The Strategic Decision That Helps Restaurants Like Hooters Stay In Business

It's no secret that certain things in society don't age well. Though younger people question their existence and shy away from them, these curiosities can still appeal to older generations. While comedy is often cited — what was funny in the '70s is not always knee-slapping hilarity by today's standards — the same phenomenon occurs in dining.

The Tilted Kilt, Twin Peaks, and, of course, Hooters are all establishments that have carved out a niche that seems to be a little antiquated by today's standards. Curiously, they don't offer unique, artisan cuisine. Instead, these restaurants serve basic American pub fare or comfort food that you can find at these restaurants. What makes these establishments stand out isn't the food; It's the atmosphere and the servers' uniforms. Or lack thereof.

Rather than battling to be accepted in up-and-coming areas populated by younger people (who might have more expanded and inclusive views about gender and sexuality), Hooters has decided to focus on the older population. Specifically, the chain is expanding in retirement communities. And that strategy is working. While other chains are struggling, Hooters is opening new restaurants in Florida and Nevada.

By comparison, the first Tilted Kilt opened 20 years ago in Las Vegas. It hasn't been around long enough to rely on nostalgia. As a result, a few years ago, the franchise had 80 restaurants across the country. Now, only a little more than a handful remain open.

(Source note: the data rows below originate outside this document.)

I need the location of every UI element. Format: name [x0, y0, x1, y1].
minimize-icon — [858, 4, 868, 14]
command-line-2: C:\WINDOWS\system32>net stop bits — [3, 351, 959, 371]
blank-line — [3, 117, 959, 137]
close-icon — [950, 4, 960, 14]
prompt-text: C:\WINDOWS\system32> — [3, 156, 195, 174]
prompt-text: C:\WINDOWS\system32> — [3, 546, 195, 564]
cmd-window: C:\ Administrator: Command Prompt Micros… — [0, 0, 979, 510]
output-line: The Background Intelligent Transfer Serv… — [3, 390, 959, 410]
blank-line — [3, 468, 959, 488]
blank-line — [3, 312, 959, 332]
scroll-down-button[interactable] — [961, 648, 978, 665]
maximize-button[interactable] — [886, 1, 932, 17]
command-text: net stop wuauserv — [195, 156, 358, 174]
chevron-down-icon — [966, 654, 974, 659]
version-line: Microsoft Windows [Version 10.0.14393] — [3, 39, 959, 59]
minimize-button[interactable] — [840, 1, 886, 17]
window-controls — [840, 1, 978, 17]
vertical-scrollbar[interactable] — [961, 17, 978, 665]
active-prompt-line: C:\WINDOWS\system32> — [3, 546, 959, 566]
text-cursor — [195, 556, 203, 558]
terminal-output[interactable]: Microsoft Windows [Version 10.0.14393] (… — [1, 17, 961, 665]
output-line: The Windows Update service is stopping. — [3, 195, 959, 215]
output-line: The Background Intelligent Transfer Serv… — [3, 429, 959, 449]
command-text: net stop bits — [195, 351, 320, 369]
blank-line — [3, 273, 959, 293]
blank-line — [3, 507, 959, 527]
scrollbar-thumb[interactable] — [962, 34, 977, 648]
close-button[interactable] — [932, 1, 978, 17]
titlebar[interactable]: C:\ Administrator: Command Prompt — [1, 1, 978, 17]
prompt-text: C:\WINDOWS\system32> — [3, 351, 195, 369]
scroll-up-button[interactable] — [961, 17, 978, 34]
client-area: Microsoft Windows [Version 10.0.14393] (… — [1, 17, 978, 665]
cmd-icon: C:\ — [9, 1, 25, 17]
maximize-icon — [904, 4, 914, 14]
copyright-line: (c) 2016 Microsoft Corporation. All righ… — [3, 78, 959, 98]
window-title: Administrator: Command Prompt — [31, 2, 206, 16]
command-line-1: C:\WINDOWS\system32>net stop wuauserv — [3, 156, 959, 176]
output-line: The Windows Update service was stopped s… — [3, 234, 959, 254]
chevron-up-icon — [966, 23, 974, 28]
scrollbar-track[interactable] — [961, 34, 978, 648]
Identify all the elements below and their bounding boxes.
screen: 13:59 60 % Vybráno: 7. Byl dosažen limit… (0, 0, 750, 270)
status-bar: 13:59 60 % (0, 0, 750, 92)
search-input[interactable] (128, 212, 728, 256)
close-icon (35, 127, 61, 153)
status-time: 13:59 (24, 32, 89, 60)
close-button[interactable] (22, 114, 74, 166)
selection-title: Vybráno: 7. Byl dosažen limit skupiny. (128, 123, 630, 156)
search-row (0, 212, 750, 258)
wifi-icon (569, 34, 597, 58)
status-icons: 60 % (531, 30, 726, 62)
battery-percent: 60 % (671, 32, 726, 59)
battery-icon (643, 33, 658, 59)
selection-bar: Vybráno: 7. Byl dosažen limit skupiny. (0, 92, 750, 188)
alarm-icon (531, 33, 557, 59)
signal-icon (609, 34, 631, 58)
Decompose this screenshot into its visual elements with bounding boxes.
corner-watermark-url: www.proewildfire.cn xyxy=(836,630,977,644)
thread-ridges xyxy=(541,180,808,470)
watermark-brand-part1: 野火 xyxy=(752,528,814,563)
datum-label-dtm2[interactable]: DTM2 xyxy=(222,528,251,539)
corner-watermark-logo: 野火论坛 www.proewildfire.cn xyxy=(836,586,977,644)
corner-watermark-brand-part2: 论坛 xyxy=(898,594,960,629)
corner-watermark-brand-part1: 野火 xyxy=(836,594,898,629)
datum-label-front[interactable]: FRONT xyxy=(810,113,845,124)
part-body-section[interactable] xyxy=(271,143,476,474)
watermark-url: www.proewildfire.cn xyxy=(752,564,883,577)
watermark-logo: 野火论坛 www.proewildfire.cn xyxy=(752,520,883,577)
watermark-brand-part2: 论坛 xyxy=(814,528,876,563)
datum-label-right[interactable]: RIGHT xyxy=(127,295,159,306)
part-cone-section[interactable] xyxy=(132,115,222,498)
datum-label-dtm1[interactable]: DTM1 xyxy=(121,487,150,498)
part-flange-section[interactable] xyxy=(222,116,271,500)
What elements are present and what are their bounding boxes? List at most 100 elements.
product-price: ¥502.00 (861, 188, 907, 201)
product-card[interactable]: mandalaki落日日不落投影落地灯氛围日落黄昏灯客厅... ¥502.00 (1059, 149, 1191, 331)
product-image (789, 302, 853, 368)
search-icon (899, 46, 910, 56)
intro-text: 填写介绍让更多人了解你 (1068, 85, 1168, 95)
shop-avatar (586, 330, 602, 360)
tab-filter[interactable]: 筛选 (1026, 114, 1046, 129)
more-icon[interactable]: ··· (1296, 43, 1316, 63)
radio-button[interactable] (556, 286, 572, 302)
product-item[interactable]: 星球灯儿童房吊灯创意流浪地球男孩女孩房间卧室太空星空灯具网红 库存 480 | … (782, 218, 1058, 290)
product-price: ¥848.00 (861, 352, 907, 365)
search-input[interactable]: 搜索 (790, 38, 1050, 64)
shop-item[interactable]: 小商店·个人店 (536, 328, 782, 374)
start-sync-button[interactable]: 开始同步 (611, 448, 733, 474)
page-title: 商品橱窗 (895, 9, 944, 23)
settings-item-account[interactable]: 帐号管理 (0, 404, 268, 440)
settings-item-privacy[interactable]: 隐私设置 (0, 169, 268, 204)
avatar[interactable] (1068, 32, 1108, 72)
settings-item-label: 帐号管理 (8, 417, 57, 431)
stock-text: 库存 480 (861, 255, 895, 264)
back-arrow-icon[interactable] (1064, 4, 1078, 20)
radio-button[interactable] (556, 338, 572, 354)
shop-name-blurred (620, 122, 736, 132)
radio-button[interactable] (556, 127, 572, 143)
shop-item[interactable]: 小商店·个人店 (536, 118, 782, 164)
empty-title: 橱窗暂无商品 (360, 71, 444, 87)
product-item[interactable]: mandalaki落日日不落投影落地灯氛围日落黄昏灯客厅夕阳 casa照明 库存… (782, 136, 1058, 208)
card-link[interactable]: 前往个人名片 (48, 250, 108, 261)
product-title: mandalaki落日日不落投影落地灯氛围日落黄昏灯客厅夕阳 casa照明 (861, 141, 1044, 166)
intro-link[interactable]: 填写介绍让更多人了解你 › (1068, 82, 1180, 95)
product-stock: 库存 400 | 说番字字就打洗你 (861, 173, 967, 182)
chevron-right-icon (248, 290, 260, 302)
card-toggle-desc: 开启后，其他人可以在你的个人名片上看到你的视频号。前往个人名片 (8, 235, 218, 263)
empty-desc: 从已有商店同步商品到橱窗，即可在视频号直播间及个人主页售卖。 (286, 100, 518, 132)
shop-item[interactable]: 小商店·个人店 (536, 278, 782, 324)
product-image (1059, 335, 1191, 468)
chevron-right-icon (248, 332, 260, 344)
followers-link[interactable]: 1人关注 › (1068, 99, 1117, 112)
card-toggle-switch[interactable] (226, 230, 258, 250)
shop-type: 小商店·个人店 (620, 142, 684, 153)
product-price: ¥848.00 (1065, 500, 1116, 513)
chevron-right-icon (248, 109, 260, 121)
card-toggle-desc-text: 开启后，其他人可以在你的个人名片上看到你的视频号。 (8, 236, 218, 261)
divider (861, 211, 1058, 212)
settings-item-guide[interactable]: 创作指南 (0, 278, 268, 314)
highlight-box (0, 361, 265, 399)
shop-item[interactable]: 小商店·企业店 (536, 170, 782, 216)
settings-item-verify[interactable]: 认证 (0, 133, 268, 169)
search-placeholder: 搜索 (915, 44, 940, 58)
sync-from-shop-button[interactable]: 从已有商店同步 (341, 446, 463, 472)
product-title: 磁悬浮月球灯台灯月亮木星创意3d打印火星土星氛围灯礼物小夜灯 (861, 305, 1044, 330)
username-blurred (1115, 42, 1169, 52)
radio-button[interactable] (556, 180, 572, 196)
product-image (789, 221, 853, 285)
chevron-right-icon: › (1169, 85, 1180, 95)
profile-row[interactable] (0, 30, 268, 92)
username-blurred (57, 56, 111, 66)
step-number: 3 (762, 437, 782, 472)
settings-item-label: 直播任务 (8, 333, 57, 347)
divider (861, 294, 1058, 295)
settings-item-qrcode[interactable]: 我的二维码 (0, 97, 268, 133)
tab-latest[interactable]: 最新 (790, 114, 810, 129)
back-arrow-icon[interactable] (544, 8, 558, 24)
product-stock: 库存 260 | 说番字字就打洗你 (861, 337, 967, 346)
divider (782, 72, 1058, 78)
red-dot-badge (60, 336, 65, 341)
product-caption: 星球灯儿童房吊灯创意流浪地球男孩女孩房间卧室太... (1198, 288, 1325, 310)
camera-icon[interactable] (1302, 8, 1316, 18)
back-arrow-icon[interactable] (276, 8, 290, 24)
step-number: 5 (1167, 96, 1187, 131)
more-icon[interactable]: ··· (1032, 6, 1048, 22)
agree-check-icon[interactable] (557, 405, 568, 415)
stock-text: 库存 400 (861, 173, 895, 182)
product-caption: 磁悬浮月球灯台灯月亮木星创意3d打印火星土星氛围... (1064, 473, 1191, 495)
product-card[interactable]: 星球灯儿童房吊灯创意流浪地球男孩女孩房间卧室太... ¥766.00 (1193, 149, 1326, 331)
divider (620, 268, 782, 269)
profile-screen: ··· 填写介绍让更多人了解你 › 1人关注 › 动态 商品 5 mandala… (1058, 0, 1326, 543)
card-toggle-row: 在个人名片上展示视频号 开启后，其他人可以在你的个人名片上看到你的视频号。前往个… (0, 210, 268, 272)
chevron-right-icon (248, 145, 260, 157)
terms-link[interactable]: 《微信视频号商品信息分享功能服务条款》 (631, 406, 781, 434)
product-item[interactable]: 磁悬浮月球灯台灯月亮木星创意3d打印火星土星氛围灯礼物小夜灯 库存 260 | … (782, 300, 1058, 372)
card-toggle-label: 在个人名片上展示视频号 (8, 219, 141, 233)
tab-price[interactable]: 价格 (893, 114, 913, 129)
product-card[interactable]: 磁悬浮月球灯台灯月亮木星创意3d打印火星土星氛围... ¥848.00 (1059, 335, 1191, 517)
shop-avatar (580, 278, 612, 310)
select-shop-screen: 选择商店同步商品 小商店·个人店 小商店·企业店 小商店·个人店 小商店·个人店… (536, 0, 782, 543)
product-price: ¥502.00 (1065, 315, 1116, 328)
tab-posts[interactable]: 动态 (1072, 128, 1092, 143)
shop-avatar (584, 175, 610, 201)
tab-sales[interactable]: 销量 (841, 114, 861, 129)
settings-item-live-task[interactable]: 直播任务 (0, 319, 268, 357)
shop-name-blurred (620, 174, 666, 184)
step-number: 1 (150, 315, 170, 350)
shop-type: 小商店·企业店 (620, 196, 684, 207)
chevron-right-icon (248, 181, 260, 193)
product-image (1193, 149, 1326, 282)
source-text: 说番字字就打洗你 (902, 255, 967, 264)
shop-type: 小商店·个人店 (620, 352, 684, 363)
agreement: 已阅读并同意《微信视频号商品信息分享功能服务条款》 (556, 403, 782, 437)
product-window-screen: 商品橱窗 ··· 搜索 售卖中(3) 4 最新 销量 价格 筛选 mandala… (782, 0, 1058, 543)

Why Hooters strategy is wise

Nostalgia differs from generation to generation. A boomer probably isn't going to be sent down memory lane for the same reasons as a millennial. However, if a company can offer a product or an experience that brings a surge of joyful optimism and remembrance of better days, it's going to bring in revenue from its targeted demographic.

Believe it or not, Hooters has been around for 40 years. If you were of drinking age when the first restaurant was built in Clearwater, Florida, that puts you close to retirement age. It also means when you were young, the drinking laws were much more lenient — "zero tolerance" laws didn't exist before the '90s. All of this contributes to the chain evoking positive "glory days" memories, which make older customers feel a potent nostalgic twinge. Another reason this strategy works relies more on the servers than the restaurant: Older generations tend to tip better. That makes these locations great for the workers and the customers.

On the other hand, Twin Peaks is employing a different business strategy. Instead of targeting older customers, this much younger franchise (founded in 2005) is focusing on atmosphere, quality food, and overall customer experience. This plan seems to be working, as Twin Peaks expects to double its footprint over the next five years.